An efficient and effective licensing system should prevent unsafe operators entering the system, which is a growing issue in Australia with “sham” contracting. It should also avoid the problem akin to closing the gate after the horse has bolted. 

I was also interested to see officials seeking to reassure diesel operators that they are not subsidising battery-electric trucks. Under the current charging methodology, cost recovery calculations assume all vehicles contribute equally, meaning governments absorb any shortfall created by electric vehicles that do not pay fuel tax. 

Bipartisan support for National Infrastructure Plan  

The National Infrastructure Plan published by the Infrastructure Commission in February, sets out a pathway for delivering infrastructure needs over the next 30 years, covering things like roads, hospitals, and water networks.  

The Plan is something of a wake-up call, a common theme being that there simply isn’t enough money to fund all the infrastructure projects we want. 
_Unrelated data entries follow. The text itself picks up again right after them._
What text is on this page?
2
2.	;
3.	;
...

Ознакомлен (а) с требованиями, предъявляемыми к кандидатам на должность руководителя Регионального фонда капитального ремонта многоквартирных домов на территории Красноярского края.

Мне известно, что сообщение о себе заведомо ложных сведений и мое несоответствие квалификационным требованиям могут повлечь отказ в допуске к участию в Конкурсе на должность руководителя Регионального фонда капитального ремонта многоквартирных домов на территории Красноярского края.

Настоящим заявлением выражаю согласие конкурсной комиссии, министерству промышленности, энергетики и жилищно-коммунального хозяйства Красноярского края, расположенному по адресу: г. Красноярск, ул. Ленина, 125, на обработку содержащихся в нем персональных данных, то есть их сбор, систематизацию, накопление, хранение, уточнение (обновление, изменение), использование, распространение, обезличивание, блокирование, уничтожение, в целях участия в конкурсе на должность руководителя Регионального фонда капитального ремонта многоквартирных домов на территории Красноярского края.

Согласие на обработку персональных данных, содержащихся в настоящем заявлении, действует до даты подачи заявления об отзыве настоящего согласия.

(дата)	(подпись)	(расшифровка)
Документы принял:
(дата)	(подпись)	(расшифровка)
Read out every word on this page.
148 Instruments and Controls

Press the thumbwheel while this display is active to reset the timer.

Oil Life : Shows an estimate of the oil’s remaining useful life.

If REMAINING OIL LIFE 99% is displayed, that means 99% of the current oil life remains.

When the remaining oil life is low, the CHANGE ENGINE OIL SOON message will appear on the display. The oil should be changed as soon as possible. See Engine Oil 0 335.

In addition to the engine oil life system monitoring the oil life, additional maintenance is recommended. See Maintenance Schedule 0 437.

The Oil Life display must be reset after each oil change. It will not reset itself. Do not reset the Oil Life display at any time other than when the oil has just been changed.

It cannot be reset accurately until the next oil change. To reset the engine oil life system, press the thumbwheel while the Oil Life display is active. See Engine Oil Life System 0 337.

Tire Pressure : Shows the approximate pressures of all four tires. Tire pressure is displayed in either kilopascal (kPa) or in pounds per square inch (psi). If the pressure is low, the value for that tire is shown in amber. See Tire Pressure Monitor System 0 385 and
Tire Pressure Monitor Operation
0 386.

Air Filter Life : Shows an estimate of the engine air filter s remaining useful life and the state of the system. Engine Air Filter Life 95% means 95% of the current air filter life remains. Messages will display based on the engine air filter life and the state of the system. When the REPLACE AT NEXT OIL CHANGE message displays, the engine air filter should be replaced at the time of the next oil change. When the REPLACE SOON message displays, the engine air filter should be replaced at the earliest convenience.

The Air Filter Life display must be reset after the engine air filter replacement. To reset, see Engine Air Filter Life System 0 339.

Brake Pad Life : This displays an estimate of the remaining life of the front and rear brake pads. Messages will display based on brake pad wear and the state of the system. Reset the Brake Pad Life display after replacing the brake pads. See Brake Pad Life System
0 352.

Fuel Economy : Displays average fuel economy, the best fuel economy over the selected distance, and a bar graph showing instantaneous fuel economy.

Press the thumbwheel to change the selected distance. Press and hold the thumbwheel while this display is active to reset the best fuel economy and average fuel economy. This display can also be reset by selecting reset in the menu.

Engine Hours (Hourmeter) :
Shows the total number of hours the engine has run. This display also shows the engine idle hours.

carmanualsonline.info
The Plan notes that New Zealand spends more on transport than on any other infrastructure class, yet transport plans exceed what can be sustainably funded. The Plan estimates it would cost $56 billion to deliver just the major roads programme in full over the next 20 years. If this were funded entirely from petrol tax and road user charges, it would require the equivalent of a 49 cent per litre increase in petrol tax, which it says is unsustainable. 

The Government has responded to the Plan by announcing that it supports all sixteen recommendations in the report, and noting the Government response is also broadly supported by the Labour and Green parties. 

Clearly, this will be a matter of much discussion for us in the coming months and years.